Personal information
- Full name: John Hyde
- Born: 11 September 1827 Pulborough, Sussex, England
- Died: 7 October 1893 (aged 66) Nuthurst, Sussex, England
- Batting: Unknown
- Bowling: Unknown

Domestic team information
- 1852: Sussex

Career statistics
| Competition | First-class |
| Matches | 8 |
| Runs scored | 29 |
| Batting average | 2.90 |
| 100s/50s | 0/0 |
| Top score | 7* |
| Balls bowled | 316 |
| Wickets | 10 |
| Bowling average | 12.87 |
| 5 wickets in innings | 0 |
| 10 wickets in match | 0 |
| Best bowling | 4/8 |
| Catches/stumpings | 5/– |
- Source: Cricket Archive, 1 April 2020

= John Hyde (cricketer) =

English cricketer

John Hyde (11 September 1827 – 7 October 1893) was an English cricketer. Hyde's batting and bowling styles are unknown. He was born at Pulborough, Sussex.

Hyde made his first-class debut for Sussex against an All England Eleven at Priory Park, Chichester in 1852. He made five further first-class appearances for Sussex in that season, the last of which came against Surrey. In his six first-class matches for Sussex, he took 4 wickets at an approximate average of 32.50, while the most wickets he took in a single innings is two, his best figures for Sussex were not recorded.
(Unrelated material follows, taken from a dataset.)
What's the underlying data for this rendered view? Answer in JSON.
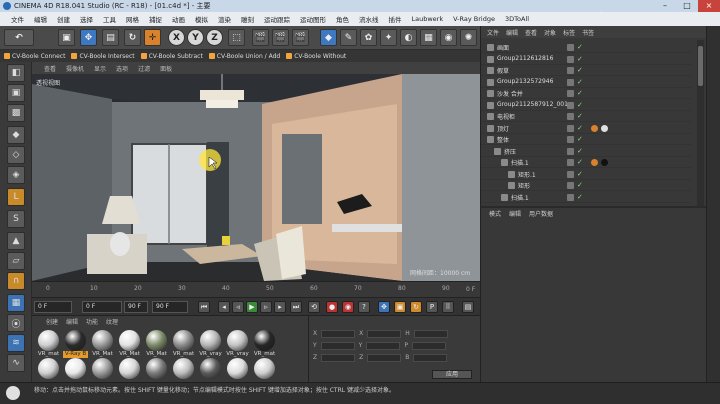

With the bat, he scored a total of 20 runs at a batting average of 2.85, with a high score of 7 not out. Hyde also made a single first-class appearance for a combined Kent and Sussex team against an All England Eleven in 1853, taking a single wicket in the match. His final first-class appearance also came in that year, for a United England Eleven against the Gentlemen of England, in which he took 5 wickets and his career best bowling figures of 4/8.

He died in Nuthurst, Sussex on 7 October 1893 aged 66.